Had a little bit of condensation in the front left headlamp and some ice crystals inside the right rear tail lamp. Anyone know if GM would replace those units under the B2B warranty? Do I even waste my time trying to duplicate it and show a service advisor?


----------



## Taxman (Aug 10, 2017)

I don't know about the tail lamp, but the headlights are vented. 
Drive around with the headlights on, they'll get warmer than the surrounding air and the moisture should go away.


----------



## Robby (Mar 1, 2013)

Very common, especially if recently washed or sometimes if the housings are in the shade on a cold day.
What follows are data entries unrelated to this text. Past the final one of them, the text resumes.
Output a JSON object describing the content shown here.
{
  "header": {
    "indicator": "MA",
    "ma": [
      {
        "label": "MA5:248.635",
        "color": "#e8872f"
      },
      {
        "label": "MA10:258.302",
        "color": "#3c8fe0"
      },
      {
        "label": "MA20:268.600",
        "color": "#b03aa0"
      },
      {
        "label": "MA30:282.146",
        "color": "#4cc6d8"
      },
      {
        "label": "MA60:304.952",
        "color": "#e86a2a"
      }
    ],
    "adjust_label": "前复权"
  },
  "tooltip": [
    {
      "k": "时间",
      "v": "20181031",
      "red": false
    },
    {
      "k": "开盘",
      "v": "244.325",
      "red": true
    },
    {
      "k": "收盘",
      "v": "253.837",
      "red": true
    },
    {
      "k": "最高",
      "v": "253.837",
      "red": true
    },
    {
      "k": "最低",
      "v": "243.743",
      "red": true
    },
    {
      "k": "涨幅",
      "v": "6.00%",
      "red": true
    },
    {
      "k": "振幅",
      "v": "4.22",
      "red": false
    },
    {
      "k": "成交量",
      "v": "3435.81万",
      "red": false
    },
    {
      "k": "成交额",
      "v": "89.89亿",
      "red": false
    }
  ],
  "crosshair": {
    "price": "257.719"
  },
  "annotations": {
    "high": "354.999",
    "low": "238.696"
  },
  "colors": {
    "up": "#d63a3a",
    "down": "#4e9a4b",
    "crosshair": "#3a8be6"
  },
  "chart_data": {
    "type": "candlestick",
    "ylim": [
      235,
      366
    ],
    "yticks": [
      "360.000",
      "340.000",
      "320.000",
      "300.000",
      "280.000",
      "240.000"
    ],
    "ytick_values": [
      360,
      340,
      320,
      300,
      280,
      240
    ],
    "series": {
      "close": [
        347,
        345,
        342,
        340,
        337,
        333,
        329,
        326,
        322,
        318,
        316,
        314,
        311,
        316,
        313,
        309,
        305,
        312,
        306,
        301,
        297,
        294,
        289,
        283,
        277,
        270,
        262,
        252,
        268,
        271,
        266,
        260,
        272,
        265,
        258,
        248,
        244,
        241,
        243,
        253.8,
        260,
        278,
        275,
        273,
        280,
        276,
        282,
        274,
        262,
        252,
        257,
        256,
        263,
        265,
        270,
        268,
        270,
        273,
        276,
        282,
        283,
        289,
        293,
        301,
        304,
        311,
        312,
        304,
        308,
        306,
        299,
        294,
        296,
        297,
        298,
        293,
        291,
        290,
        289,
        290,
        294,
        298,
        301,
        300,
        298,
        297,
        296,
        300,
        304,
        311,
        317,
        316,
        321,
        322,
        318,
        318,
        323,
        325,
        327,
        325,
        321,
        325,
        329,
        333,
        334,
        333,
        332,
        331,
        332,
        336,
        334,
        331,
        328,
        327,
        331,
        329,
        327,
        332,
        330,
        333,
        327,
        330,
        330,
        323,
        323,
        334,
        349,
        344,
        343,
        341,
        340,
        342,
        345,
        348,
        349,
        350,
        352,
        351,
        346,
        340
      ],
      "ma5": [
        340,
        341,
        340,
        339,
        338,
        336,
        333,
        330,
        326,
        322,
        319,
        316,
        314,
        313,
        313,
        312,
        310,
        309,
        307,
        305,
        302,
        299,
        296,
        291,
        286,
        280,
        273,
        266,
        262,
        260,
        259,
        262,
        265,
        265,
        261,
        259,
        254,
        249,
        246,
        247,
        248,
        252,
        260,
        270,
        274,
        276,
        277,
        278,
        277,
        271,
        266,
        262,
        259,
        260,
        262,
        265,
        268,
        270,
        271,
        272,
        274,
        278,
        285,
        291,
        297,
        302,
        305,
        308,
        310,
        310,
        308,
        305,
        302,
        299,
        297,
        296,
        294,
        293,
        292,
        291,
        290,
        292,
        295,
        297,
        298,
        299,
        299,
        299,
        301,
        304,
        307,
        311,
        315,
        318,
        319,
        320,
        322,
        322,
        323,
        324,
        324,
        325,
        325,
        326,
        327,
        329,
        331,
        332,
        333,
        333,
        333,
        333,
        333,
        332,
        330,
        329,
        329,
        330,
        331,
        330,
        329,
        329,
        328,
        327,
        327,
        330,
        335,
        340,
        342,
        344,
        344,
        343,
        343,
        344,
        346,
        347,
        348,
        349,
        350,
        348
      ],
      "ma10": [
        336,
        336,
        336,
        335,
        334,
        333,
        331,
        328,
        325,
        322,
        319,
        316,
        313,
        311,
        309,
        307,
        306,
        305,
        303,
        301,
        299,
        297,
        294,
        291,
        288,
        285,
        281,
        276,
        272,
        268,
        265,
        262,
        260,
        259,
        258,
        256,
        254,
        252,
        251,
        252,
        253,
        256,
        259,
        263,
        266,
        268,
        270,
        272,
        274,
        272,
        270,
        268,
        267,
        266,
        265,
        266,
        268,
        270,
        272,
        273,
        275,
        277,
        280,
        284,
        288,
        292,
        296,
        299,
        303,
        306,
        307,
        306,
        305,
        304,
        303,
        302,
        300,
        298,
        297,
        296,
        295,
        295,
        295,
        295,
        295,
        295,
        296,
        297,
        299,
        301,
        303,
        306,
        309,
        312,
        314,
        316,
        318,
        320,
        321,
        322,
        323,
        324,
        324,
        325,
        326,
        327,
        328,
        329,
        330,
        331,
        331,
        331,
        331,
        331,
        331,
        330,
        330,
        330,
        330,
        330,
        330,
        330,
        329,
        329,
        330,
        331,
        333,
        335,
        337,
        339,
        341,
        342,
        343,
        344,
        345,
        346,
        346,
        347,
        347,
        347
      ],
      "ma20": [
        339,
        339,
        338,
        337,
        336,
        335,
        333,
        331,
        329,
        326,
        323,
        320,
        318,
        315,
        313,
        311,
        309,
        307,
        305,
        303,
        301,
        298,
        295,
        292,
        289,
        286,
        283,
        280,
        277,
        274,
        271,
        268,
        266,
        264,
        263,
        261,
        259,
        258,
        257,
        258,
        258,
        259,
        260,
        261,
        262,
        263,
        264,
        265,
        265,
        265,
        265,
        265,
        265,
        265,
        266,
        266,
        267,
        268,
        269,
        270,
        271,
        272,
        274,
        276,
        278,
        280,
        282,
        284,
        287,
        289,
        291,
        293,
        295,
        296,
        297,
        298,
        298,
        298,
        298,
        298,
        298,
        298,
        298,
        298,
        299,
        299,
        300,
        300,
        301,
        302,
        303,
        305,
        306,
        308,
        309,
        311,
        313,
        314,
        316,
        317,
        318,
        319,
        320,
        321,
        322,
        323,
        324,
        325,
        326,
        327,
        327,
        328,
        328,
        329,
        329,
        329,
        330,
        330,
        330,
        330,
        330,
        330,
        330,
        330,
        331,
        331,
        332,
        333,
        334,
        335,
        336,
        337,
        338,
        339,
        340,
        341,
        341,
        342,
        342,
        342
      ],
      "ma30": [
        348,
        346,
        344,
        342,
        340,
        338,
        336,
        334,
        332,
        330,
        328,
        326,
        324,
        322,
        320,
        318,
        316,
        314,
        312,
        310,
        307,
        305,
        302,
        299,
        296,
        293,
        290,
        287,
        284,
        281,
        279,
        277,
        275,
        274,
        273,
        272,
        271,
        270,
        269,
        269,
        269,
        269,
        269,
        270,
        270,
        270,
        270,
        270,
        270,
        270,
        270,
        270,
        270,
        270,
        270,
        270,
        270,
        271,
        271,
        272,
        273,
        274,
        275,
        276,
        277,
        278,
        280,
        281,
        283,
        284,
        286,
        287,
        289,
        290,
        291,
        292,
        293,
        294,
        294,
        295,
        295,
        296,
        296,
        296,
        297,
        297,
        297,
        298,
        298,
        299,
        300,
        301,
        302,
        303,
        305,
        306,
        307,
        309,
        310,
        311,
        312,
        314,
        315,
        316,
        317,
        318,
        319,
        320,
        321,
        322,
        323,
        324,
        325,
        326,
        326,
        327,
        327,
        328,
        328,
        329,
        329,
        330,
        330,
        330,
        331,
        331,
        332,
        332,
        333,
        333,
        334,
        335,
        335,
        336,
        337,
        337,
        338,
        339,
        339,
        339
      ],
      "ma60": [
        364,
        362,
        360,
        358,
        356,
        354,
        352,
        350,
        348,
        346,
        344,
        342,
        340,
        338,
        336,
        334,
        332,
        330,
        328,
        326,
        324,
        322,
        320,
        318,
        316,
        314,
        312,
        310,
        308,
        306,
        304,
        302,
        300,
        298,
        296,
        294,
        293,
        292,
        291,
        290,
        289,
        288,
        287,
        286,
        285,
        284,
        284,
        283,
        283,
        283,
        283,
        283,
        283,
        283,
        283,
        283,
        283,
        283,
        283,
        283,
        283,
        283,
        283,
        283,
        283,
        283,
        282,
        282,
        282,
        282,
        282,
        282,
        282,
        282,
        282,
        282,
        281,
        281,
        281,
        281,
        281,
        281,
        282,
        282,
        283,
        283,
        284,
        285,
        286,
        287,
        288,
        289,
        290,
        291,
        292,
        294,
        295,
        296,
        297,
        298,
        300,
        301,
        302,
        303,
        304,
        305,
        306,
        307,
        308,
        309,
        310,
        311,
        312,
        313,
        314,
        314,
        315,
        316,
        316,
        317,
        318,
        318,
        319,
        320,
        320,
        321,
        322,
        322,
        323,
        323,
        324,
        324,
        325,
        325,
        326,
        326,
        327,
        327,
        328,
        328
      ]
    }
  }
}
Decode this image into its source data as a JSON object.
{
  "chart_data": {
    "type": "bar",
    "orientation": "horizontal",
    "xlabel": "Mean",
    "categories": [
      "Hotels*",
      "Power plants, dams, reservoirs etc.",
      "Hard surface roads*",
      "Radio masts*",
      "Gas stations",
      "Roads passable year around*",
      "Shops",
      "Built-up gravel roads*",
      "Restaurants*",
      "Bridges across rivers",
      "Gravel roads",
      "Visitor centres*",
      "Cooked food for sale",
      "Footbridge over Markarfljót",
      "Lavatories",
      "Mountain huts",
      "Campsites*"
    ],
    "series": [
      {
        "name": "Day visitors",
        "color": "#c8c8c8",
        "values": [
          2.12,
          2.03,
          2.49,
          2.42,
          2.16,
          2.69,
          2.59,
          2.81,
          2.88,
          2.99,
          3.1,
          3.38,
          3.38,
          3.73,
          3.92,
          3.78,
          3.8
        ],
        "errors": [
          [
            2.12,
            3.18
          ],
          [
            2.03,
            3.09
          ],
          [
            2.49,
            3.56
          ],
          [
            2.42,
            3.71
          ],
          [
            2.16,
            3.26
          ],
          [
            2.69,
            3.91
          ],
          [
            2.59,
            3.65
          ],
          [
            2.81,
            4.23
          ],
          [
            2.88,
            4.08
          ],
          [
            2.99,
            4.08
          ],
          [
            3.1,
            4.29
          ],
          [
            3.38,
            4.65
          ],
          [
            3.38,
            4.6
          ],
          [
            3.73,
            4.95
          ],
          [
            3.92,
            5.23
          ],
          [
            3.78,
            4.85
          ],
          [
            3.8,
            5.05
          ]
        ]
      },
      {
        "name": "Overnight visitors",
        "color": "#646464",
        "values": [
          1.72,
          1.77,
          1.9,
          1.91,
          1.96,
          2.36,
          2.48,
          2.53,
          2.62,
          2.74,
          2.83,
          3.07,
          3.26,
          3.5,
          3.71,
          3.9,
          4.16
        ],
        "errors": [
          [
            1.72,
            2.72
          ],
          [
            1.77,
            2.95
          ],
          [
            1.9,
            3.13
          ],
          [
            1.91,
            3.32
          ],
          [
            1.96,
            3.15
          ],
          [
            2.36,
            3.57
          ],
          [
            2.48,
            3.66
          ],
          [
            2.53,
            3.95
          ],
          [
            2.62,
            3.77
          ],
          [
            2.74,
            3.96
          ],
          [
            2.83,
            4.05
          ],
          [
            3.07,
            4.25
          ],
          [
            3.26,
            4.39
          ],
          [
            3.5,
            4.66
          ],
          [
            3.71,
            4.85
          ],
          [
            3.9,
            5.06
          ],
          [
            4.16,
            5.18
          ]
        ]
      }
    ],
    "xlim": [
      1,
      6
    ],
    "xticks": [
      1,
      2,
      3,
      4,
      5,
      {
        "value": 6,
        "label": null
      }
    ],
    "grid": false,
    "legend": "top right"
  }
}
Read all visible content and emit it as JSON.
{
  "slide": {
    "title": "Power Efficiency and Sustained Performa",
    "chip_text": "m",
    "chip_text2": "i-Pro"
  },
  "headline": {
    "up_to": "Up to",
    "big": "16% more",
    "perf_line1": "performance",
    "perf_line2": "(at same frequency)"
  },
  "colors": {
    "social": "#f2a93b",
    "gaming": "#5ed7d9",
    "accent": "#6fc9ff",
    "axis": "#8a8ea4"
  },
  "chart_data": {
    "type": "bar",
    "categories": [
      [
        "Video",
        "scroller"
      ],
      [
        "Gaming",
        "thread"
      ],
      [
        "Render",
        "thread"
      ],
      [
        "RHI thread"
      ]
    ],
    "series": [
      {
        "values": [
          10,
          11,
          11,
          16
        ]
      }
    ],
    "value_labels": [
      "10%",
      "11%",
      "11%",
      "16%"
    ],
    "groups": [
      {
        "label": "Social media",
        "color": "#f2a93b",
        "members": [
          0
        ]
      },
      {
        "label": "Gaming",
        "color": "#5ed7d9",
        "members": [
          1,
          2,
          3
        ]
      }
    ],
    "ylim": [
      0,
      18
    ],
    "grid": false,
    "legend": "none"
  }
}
As stated above just driving with the lights on (really on, not DRL) will dry them out in a day or two.

Rob


----------



## jblackburn (Apr 14, 2012)

Yep, vented design. Nothing to worry about.


----------



## Junkbeast (Dec 24, 2017)

Cool, that's good to know. Thanks!


----------



## nightfallgrey2018 (Nov 15, 2017)

Well, for what it's worth, my 2018 bought in November, both headlights needed to be replaced 2 weeks after I took possession of the car. I drove with headlights on all the time, even went on a 600km short trip on the first weekend and the fog would not go away. I went to the dealer, they looked at it for 30 seconds and said the fog would never go away so they ordered 2 headlights and replaced them. Haven't seen fog in them ever since.


----------



## rmeav8r#106 (Oct 14, 2017)

I also noticed the fog in my driver side headlamp. I took a picture of it on my phone to show the dealer, just in case. It has gone away for now. Its probably waiting for the warranty to expire before it comes back full force!


----------